Narsist kişiliğe sahip olanlar, çok özel olduklarını ve kendilerine ayrıcalıklı davranılmasını beklerler. Başkalarına uygulanan kuralların onları bağlamadığını düşünürler. Durumlarına saygı göstermeyenlerin cezalandırılmasını isterler. Eleştiriye tahammülleri yoktur. Ukala ve kibirlidirler, bundan asla rahatsızlık duymazlar. Ancak kendileri kadar zeki olanların onları anlayabileceğini düşünürler. Hadlerini aşan taleplerde bulunmayı kendilerine hak saymaktadırlar. Çevrelerinde kendilerine önkoşulsuz saygı gösterecek insanların bulunmasına izin verirler. Bazen mütevazi görünmeye çalışırlar. İstemiyorum ama yan cebime koyun beklentisi içindedirler.

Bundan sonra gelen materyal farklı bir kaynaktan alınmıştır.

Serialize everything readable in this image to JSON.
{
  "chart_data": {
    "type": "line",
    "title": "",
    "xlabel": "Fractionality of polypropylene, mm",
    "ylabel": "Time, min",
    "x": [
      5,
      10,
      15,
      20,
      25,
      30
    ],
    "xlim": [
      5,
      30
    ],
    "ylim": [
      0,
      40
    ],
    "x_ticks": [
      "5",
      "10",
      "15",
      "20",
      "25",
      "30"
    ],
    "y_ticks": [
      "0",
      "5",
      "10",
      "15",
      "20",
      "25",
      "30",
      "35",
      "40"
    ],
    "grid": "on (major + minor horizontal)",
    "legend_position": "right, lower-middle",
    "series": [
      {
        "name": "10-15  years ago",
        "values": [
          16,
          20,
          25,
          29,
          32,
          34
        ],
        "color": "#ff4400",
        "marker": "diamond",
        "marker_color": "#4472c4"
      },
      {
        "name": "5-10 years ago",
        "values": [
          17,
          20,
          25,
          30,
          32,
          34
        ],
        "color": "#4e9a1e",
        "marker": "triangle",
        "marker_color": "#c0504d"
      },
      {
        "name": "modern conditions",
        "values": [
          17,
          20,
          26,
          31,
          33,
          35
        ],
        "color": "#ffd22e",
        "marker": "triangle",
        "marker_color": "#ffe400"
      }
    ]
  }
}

Narsistik kişiler, kendilerine terapi uygulanmasını kabul etmezler. Onlara göre, terapiye gelmek zayıflık göstergesidir. Bu nedenle, temel sebebin ruhsal sorunlar olduğunu düşünemezler. Terapiye geliş sebepleri, genellikle depresyon, kaygı, panik atak, mutsuzluk, boşluk hissi gibi sorunlardır. Bu sorunlar dinamik psikoterapi ile tedavi edilebilmektedir. Terapist, onlar için genellikle öfke duyulan insan olarak görülmektedir. Böyle bir incelemeden sonra kendimizi ve çevremizdeki insanları daha iyi tanıyabilme imkanımız olacaktır.